Can true love transcend death, centuries, and even divine curse? Luc Besson, the visionary behind ‘The Fifth Element’ and ‘Léon: The Professional’, returns with a reinterpretation of Bram Stoker’s classic that places romance at the absolute center of the vampire narrative.

This isn’t just another Dracula version. Besson constructs an epic tragedy beginning in the 15th century, when Count Vlad loses his beloved wife Elisabeta in a war he was fighting in God’s name. Devastated and feeling betrayed by the divine, Vlad murders his priest and curses God, resulting in his transformation into a vampire condemned to wander eternally. Four hundred years later, in 19th-century Paris, he discovers Mina, a woman identical to his lost wife, and becomes obsessed with recovering the love that was torn from him centuries ago.

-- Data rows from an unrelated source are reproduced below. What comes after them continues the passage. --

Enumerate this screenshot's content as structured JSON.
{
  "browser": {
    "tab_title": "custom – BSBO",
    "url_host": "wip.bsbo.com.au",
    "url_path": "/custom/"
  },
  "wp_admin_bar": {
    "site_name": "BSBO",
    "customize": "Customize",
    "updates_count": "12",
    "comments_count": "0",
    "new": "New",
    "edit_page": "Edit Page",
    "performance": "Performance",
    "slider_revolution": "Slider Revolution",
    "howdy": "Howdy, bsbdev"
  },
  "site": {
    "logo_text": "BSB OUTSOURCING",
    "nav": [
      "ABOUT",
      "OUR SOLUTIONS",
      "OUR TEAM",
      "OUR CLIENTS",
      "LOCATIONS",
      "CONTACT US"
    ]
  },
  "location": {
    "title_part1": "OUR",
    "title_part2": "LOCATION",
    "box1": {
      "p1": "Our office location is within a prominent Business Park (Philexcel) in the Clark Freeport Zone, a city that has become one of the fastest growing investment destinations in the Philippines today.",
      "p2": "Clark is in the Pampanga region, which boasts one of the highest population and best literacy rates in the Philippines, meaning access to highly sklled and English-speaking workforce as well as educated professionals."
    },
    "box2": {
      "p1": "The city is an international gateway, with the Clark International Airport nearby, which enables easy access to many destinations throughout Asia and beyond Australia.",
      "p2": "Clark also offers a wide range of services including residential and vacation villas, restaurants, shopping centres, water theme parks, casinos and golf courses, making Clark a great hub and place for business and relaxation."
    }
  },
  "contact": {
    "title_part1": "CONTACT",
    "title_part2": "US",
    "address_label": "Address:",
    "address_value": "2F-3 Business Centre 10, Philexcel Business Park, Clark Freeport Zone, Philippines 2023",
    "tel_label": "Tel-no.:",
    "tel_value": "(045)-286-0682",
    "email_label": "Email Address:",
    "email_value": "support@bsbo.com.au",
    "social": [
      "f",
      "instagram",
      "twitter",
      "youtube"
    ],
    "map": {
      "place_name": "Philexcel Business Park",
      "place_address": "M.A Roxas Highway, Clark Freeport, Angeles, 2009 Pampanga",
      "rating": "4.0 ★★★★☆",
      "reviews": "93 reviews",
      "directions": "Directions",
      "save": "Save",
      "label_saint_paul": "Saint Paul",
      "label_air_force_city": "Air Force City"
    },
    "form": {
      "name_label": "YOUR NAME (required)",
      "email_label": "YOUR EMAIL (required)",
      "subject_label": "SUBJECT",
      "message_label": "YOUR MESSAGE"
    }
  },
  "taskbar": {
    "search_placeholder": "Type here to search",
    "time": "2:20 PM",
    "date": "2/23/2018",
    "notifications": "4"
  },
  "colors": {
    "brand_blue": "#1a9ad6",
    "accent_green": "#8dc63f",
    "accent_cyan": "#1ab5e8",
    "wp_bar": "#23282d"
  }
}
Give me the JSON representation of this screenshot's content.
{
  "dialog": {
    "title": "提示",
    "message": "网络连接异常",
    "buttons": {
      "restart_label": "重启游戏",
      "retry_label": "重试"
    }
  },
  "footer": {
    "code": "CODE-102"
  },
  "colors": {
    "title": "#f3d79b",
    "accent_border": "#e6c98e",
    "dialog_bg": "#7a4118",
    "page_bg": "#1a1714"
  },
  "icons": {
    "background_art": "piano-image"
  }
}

Caleb Landry Jones delivers an absolutely magnetic interpretation of the Prince of Vampires. Convincing both as a decrepit old man (with exceptional makeup evoking Gary Oldman’s Dracula) and in his young, seductive form, Landry Jones grants a disturbing yet paradoxically human intensity to the character.

He’s accompanied by Christoph Waltz as a pragmatic priest belonging to an order that has hunted vampires for centuries, and Zoë Bleu Sidel in the dual role of Elisabeta and Mina. The film distinguishes itself by emphasizing vampire sensuality in memorable ways: Dracula seducing the entire Court of Versailles, or controlling a whole convent of nuns who form a human mound of desire around him. Besson transforms vampirism into a fundamentally erotic act, where the Count’s perfume functions as a weapon of mass seduction.

Dracula A Love Tale is a release you can’t miss if you believe true love can be both your salvation and your eternal damnation.